In the beginning, the pantry was housed in a large closet at the Dublin Community Church. An addition to the church in the 1990s allowed the pantry to take over a room in the new space. This move was significant, as it allowed the pantry to offer a “choice” grocery-store experience, where customers filled a shopping cart with items they selected.
When the Dublin Food Pantry originally opened, there was only one high school and Dublin was classified as a village. Now Dublin City Schools is the 9th-largest school district in Ohio and the population of the City of Dublin exceeds 50,000. As a result, the pantry now services an area that spans parts of three counties and eight ZIP codes.
Recent history to today
Support for the pantry has been widespread since its inception, with area churches and groups volunteering to staff the operation beginning in the 1980s. As Dublin and the Dublin City School District grew over the years, the pantry had to adjust.
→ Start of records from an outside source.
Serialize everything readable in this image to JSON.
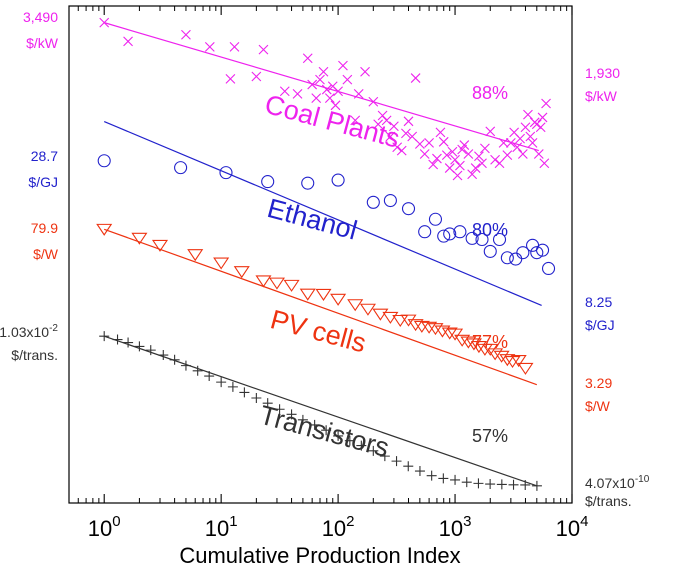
{
  "chart_data": {
    "type": "scatter",
    "xscale": "log",
    "yscale": "log",
    "xlim": [
      0.5,
      10000
    ],
    "xlabel": "Cumulative Production Index",
    "xticks": [
      {
        "value": 1,
        "base": "10",
        "exp": "0"
      },
      {
        "value": 10,
        "base": "10",
        "exp": "1"
      },
      {
        "value": 100,
        "base": "10",
        "exp": "2"
      },
      {
        "value": 1000,
        "base": "10",
        "exp": "3"
      },
      {
        "value": 10000,
        "base": "10",
        "exp": "4"
      }
    ],
    "grid": false,
    "legend": "none",
    "series": [
      {
        "name": "Coal Plants",
        "color": "#ee22ee",
        "marker": "x",
        "progress_ratio": "88%",
        "left_value": "3,490",
        "left_unit": "$/kW",
        "right_value": "1,930",
        "right_unit": "$/kW",
        "fit": {
          "x1": 1,
          "y1": 3490,
          "x2": 5200,
          "y2": 1930
        },
        "x": [
          1.0,
          1.6,
          5.0,
          8.0,
          12.0,
          13.0,
          20.0,
          23.0,
          35.0,
          45.0,
          55.0,
          60.0,
          65.0,
          70.0,
          75.0,
          80.0,
          85.0,
          90.0,
          95.0,
          100.0,
          110.0,
          120.0,
          140.0,
          150.0,
          170.0,
          200.0,
          220.0,
          240.0,
          260.0,
          280.0,
          300.0,
          320.0,
          350.0,
          380.0,
          400.0,
          430.0,
          460.0,
          500.0,
          550.0,
          600.0,
          650.0,
          700.0,
          750.0,
          800.0,
          850.0,
          900.0,
          950.0,
          1000.0,
          1050.0,
          1100.0,
          1150.0,
          1200.0,
          1300.0,
          1400.0,
          1500.0,
          1600.0,
          1700.0,
          1800.0,
          2000.0,
          2200.0,
          2400.0,
          2600.0,
          2800.0,
          3000.0,
          3200.0,
          3400.0,
          3600.0,
          3800.0,
          4000.0,
          4200.0,
          4400.0,
          4600.0,
          4800.0,
          5000.0,
          5200.0,
          5400.0,
          5600.0,
          5800.0,
          6000.0
        ],
        "y": [
          3490,
          3200,
          3300,
          3120,
          2690,
          3120,
          2720,
          3080,
          2540,
          2510,
          2960,
          2620,
          2460,
          2680,
          2780,
          2560,
          2460,
          2600,
          2380,
          2540,
          2860,
          2680,
          2220,
          2510,
          2780,
          2420,
          2180,
          2270,
          2220,
          2060,
          2160,
          1960,
          1930,
          2090,
          2210,
          2060,
          2700,
          1990,
          1900,
          2000,
          1810,
          1860,
          2100,
          2010,
          1890,
          1780,
          1920,
          1850,
          1720,
          1800,
          1940,
          1980,
          1900,
          1730,
          1780,
          1880,
          1820,
          1950,
          2110,
          1850,
          1820,
          2000,
          1890,
          2000,
          2100,
          1960,
          2040,
          1900,
          2150,
          2280,
          2060,
          2000,
          2200,
          2180,
          1900,
          2150,
          2250,
          1820,
          2400
        ]
      },
      {
        "name": "Ethanol",
        "color": "#2222cc",
        "marker": "o",
        "progress_ratio": "80%",
        "left_value": "28.7",
        "left_unit": "$/GJ",
        "right_value": "8.25",
        "right_unit": "$/GJ",
        "fit": {
          "x1": 1,
          "y1": 28.7,
          "x2": 5500,
          "y2": 8.25
        },
        "x": [
          1.0,
          4.5,
          11.0,
          25.0,
          55.0,
          100.0,
          200.0,
          280.0,
          400.0,
          550.0,
          680.0,
          800.0,
          900.0,
          1100.0,
          1400.0,
          1700.0,
          2000.0,
          2400.0,
          2800.0,
          3300.0,
          3800.0,
          4600.0,
          5000.0,
          5600.0,
          6300.0
        ],
        "y": [
          22.0,
          21.0,
          20.3,
          19.1,
          18.9,
          19.3,
          16.6,
          16.8,
          15.9,
          13.6,
          14.8,
          13.2,
          13.4,
          13.6,
          13.0,
          12.9,
          11.9,
          12.9,
          11.4,
          11.3,
          11.8,
          12.4,
          11.8,
          12.0,
          10.6
        ]
      },
      {
        "name": "PV cells",
        "color": "#ee3311",
        "marker": "v",
        "progress_ratio": "77%",
        "left_value": "79.9",
        "left_unit": "$/W",
        "right_value": "3.29",
        "right_unit": "$/W",
        "fit": {
          "x1": 1,
          "y1": 79.9,
          "x2": 5000,
          "y2": 3.29
        },
        "x": [
          1.0,
          2.0,
          3.0,
          6.0,
          10.0,
          15.0,
          23.0,
          30.0,
          40.0,
          55.0,
          75.0,
          100.0,
          140.0,
          180.0,
          230.0,
          280.0,
          340.0,
          400.0,
          460.0,
          520.0,
          600.0,
          680.0,
          780.0,
          900.0,
          1000.0,
          1150.0,
          1300.0,
          1450.0,
          1600.0,
          1800.0,
          2000.0,
          2200.0,
          2500.0,
          2800.0,
          3100.0,
          3500.0,
          4000.0
        ],
        "y": [
          79.9,
          66.5,
          57.5,
          47.5,
          40.0,
          33.5,
          27.7,
          26.5,
          25.3,
          21.1,
          21.0,
          19.0,
          17.0,
          15.5,
          14.0,
          13.1,
          12.3,
          12.4,
          11.3,
          10.9,
          10.7,
          10.4,
          9.9,
          9.5,
          9.3,
          8.2,
          7.9,
          7.6,
          7.2,
          6.8,
          6.8,
          6.2,
          5.9,
          5.5,
          5.3,
          5.4,
          4.6
        ]
      },
      {
        "name": "Transistors",
        "color": "#333333",
        "marker": "+",
        "progress_ratio": "57%",
        "left_value": "1.03x10",
        "left_exp": "-2",
        "left_unit": "$/trans.",
        "right_value": "4.07x10",
        "right_exp": "-10",
        "right_unit": "$/trans.",
        "fit": {
          "x1": 1,
          "y1": 0.0103,
          "x2": 5000,
          "y2": 4.07e-10
        },
        "x": [
          1.0,
          1.3,
          1.6,
          2.0,
          2.5,
          3.2,
          4.0,
          5.0,
          6.3,
          7.9,
          10.0,
          12.6,
          15.8,
          20.0,
          25.0,
          31.6,
          40.0,
          50.0,
          63.0,
          79.0,
          100.0,
          126.0,
          158.0,
          200.0,
          251.0,
          316.0,
          398.0,
          501.0,
          631.0,
          794.0,
          1000.0,
          1259.0,
          1585.0,
          1995.0,
          2512.0,
          3162.0,
          3981.0,
          5012.0
        ],
        "y": [
          0.0103,
          0.007,
          0.005,
          0.0032,
          0.0021,
          0.0012,
          0.0007,
          0.00036,
          0.0002,
          0.00011,
          5.5e-05,
          3.2e-05,
          1.7e-05,
          9e-06,
          5e-06,
          2.5e-06,
          1.4e-06,
          7.5e-07,
          4.2e-07,
          2.3e-07,
          1.2e-07,
          7e-08,
          4e-08,
          2.2e-08,
          1.2e-08,
          6.8e-09,
          3.8e-09,
          2.2e-09,
          1.3e-09,
          9.5e-10,
          8e-10,
          6.2e-10,
          5.4e-10,
          5e-10,
          4.8e-10,
          4.6e-10,
          4.5e-10,
          4.07e-10
        ]
      }
    ]
  }
}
The surge in need during the recession of 2008 was particularly impactful in moving the pantry toward its current organizational structure.
In 2011, DFP's Volunteer Executive Director Linda Fisher met two of her pantry goals with the formation of a board that would hire the first professional Director. “It was a realization over time that this has just grown into more than what a volunteer can reasonably be asked to do, and it has been at that point for three or four years.”
Around this same time, the Board updated the pantry’s 501(3)(c) non-profit designation so the pantry was independent of the Dublin Community Church as of March 2012. Shortly thereafter, in the spring of 2012, the Board hired Dublin Food Pantry's first paid employee, Executive Director Nancy Johnson.
At the beginning of the next decade, the pantry was again challenged by the global COVID-19 pandemic and a significant increase in need within the Dublin community. Because there were fewer "in-person" church events due to social distancing guidelines, the leadership of Dublin Community Church allowed the pantry to expand the space it occupied in the church, allowing it to meet the surge in demand, adhere to social distancing requirements, and allow the pantry to operate using a curbside service model.
After serving a monthly average of 313 pantry visits in 2019, the pantry served 480 monthly visits in 2020. By the end of 2023, Dublin Food Pantry was serving nearly 920 pantry visits each month.